Questi movimenti non si ispirano a esempi occidentali ma cercano nelle proprie radici, quindi all’interno della religione islamica, quei princípi di libertà e di uguaglianza che il Corano garantisce ma che sono stati travisati da una tradizione patriarcale che ha distorto e strumentalizzato la religione islamica stessa.
Quindi il “femminismo islamico” nel suo complesso è un movimento che intende garantire una corretta interpretazione del Corano; le donne vogliono mettere in evidenza la vita del profeta e quell’uguaglianza già da Lui predicata e messa in pratica dalla prima comunità di credenti.
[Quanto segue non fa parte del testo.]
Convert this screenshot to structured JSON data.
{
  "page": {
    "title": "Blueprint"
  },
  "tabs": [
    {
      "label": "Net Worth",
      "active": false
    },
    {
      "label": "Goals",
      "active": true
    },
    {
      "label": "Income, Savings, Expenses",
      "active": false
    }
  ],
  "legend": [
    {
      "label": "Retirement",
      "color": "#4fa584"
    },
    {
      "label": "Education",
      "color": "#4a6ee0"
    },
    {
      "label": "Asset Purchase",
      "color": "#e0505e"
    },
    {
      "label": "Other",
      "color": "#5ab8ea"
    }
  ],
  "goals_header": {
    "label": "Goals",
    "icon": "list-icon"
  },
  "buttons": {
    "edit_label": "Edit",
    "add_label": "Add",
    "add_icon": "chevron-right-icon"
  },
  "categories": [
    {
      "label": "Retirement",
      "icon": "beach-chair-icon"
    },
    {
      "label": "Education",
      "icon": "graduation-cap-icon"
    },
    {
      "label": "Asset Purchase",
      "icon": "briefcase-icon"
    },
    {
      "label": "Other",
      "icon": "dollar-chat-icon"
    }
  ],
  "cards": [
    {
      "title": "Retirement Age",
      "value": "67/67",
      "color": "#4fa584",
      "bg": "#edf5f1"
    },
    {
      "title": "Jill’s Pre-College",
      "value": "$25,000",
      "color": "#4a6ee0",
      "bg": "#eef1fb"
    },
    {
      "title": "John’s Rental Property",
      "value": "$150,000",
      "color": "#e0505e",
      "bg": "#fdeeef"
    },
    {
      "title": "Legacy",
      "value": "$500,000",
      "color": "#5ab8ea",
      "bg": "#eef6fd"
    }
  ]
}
Non vuole essere solo una critica alla lettura dei testi islamici, cui era stata data un’interpretazione misogina e maschilista, ma una possibilità per le donne di dare alle questioni di genere, soluzioni che siano sempre aderenti ai valori islamici.
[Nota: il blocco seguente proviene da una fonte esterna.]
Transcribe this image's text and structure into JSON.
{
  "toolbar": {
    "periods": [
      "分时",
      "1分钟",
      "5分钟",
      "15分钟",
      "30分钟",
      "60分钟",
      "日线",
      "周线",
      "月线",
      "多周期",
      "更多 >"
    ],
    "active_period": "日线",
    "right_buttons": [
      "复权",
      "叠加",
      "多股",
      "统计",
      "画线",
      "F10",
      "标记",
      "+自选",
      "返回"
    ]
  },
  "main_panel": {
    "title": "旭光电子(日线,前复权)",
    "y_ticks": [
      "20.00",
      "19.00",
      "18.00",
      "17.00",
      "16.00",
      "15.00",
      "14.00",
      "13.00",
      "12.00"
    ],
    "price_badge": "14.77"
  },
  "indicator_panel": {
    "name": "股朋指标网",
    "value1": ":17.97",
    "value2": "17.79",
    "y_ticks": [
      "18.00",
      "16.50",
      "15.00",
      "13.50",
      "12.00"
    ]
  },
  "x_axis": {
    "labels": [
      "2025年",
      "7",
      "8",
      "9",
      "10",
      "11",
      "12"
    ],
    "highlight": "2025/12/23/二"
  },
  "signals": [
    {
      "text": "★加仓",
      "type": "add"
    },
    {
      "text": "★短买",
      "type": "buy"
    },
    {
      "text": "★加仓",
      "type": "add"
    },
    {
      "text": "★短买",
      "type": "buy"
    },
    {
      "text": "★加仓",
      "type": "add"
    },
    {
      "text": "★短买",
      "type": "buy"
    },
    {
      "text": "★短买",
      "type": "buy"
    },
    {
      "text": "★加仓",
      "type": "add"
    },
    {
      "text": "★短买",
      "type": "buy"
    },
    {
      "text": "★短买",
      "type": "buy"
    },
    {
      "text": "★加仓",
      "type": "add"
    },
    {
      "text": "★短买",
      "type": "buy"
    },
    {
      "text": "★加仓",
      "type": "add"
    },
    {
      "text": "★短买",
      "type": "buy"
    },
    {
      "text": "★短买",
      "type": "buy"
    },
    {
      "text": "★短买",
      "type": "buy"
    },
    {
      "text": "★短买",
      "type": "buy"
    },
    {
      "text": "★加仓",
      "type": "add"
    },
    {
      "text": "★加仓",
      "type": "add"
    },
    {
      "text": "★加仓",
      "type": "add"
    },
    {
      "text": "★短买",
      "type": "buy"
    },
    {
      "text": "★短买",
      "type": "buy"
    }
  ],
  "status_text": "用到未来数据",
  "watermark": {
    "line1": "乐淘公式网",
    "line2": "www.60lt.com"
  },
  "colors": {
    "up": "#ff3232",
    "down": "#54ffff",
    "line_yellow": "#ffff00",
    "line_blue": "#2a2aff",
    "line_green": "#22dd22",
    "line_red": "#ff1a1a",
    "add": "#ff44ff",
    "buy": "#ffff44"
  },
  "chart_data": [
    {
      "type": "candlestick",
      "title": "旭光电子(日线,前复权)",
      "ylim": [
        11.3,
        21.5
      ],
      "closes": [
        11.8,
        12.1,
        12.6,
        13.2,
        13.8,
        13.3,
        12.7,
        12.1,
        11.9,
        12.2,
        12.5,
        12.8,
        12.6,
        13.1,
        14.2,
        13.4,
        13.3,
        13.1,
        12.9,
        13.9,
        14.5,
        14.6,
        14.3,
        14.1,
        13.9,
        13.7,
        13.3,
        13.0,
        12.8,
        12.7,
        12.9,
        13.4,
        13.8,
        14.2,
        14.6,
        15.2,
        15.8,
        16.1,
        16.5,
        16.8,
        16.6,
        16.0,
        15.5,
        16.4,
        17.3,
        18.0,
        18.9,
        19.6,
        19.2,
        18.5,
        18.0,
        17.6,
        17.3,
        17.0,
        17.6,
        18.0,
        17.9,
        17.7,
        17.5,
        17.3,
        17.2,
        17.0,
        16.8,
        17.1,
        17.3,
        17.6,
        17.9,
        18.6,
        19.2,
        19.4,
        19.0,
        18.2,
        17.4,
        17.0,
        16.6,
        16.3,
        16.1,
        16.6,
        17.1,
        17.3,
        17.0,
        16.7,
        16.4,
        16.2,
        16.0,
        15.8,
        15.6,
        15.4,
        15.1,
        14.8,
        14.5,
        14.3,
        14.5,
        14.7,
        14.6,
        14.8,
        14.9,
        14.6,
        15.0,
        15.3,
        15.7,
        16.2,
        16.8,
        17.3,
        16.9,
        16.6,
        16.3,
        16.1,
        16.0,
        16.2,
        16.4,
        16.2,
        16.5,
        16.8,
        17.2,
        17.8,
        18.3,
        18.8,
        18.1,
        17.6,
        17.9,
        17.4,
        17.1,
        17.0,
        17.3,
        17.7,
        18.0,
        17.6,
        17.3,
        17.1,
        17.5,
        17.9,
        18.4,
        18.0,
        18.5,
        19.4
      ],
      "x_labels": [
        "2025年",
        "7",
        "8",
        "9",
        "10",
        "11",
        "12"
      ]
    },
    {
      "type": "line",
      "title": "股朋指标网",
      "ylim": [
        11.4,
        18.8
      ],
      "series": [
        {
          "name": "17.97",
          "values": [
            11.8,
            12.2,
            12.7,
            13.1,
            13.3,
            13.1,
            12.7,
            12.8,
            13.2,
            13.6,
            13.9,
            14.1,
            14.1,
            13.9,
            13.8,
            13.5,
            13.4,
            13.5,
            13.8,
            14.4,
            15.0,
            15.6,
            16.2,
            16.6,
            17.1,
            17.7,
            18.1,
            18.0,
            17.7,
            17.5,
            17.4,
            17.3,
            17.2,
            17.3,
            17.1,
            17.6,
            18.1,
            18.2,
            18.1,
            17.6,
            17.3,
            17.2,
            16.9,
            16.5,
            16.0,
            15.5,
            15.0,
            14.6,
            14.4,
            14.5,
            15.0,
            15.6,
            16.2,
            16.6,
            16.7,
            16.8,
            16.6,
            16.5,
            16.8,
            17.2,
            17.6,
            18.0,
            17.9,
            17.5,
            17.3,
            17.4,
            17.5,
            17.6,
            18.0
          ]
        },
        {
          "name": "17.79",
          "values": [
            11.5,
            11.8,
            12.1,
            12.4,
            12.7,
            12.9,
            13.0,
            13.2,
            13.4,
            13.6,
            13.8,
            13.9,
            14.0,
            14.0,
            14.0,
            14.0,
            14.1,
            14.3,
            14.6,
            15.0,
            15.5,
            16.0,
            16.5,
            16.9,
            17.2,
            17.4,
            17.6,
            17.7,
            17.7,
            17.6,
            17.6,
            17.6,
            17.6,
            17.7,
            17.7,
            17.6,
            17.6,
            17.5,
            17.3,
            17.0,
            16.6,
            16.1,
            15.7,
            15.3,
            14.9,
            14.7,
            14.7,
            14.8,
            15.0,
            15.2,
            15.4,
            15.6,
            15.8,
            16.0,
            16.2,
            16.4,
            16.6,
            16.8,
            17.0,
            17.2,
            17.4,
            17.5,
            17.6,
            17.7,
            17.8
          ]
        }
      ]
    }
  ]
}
L’affermarsi del femminismo islamico è sicuramente dovuto a una decisa opposizione ad atteggiamenti retrogradi; è una critica all’Occidente e un riaffermarsi della religione nell’ambito pubblico e privato. Nel suo libro Feminism and Islam Legal and Literary Perspectives (1994) la Saudita Mai Yamani ha ricordato come, a partire dalla fine degli anni Ottanta, si sia diffusa la consuetudine di leggere in gruppo il Corano e altri importanti testi della tradizione islamica; venivano cioè organizzate dalle donne, appartenenti a classi sociali elevate, lezioni di teologia alle quali venivano invitate parenti e amiche. Dagli incontri nelle abitazioni si è passati a incontri nelle moschee. In Egitto le donne si incontravano nelle moschee per studiare i testi sacri senza la mediazione degli uomini, con la guida di studiose formatasi presso prestigiosi centri islamici, come per esempio l’università del Cairo, Al-Azhar.
In Egitto il movimento ha cercato di far diventare le donne “mufti”, cioè giureconsulte in grado di fornire pareri religiosi e giuridici – fatwa – come risposta a quesiti di carattere religioso e sociale.
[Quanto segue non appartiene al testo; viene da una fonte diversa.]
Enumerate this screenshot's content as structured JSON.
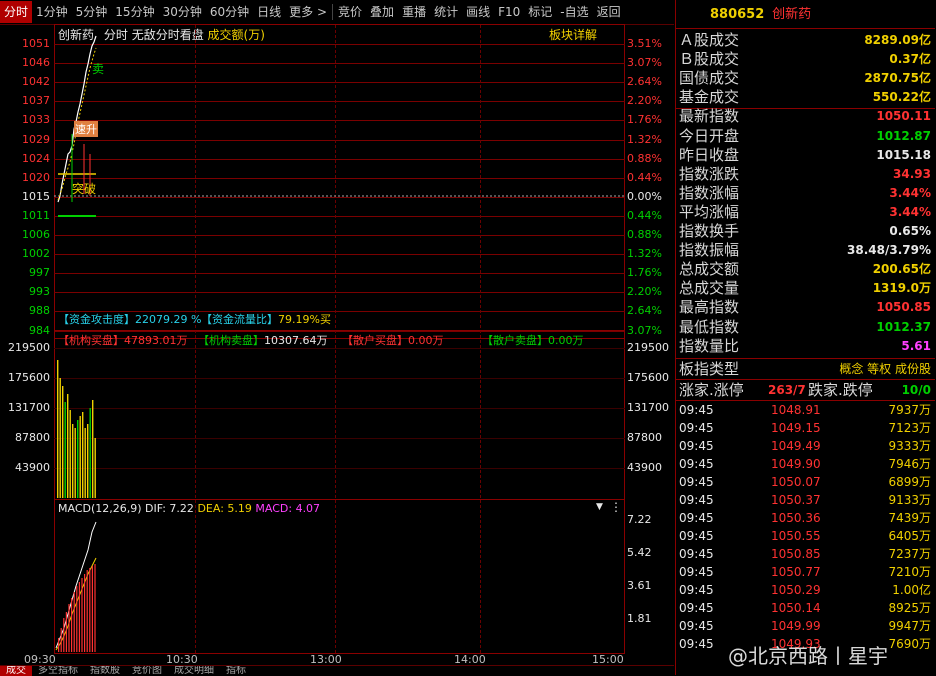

In realtà il termine “mufti” è solo maschile ma alcune studiose, tra cui Asma Lamrabet, sostengono che una delle prime persone a esercitare il ruolo di mufti fu una donna: Aisha, sposa del Profeta.
“Sono cresciuta in un ambiente patriarcale: mio nonno aveva due mogli e due famiglie, era impossibile per me non diventare femminista ma non volevo rinunciare alla mia religione. Il femminismo islamico mi permette di essere contro la poligamia e il patriarcato senza abbandonare la mia cultura”.
(Brano tratto da un’intervista della scrittrice Renata Pepicelli fatta a Barcellona e contenuta nel libro Femminismo islamico a pag. 47).
L’Iran è stato uno dei primi Paesi in cui il femminismo islamico si è sviluppato a seguito delle leggi imposte dalla Repubblica.
“Come molte donne iraniane ho fortemente appoggiato la rivoluzione del 1978-79 e ho creduto nel senso di giustizia dell’Islam: ma quando gli islamisti hanno preso il potere e hanno reso la shari’a (o piuttosto la sua interpretazione) legge dello stato, mi sono ritrovata cittadina di seconda classe. Ho capito allora che non avrebbe potuto esserci giustizia per me, in quanto donna musulmana, finché il patriarcato sarebbe stato giustificato e sostenuto in nome dell’Islam. Le interpretazioni predominanti della shari’a non riflettono i valori e i princípi che io ritengo siano il cuore della mia religione”. (Testimonianza contenuta a pag. 629 di un libro di Ziba Mir-Hosseini del 2006 e raccolta da Renata Pepicelli nel libro Femminismo islamico a pag. 48).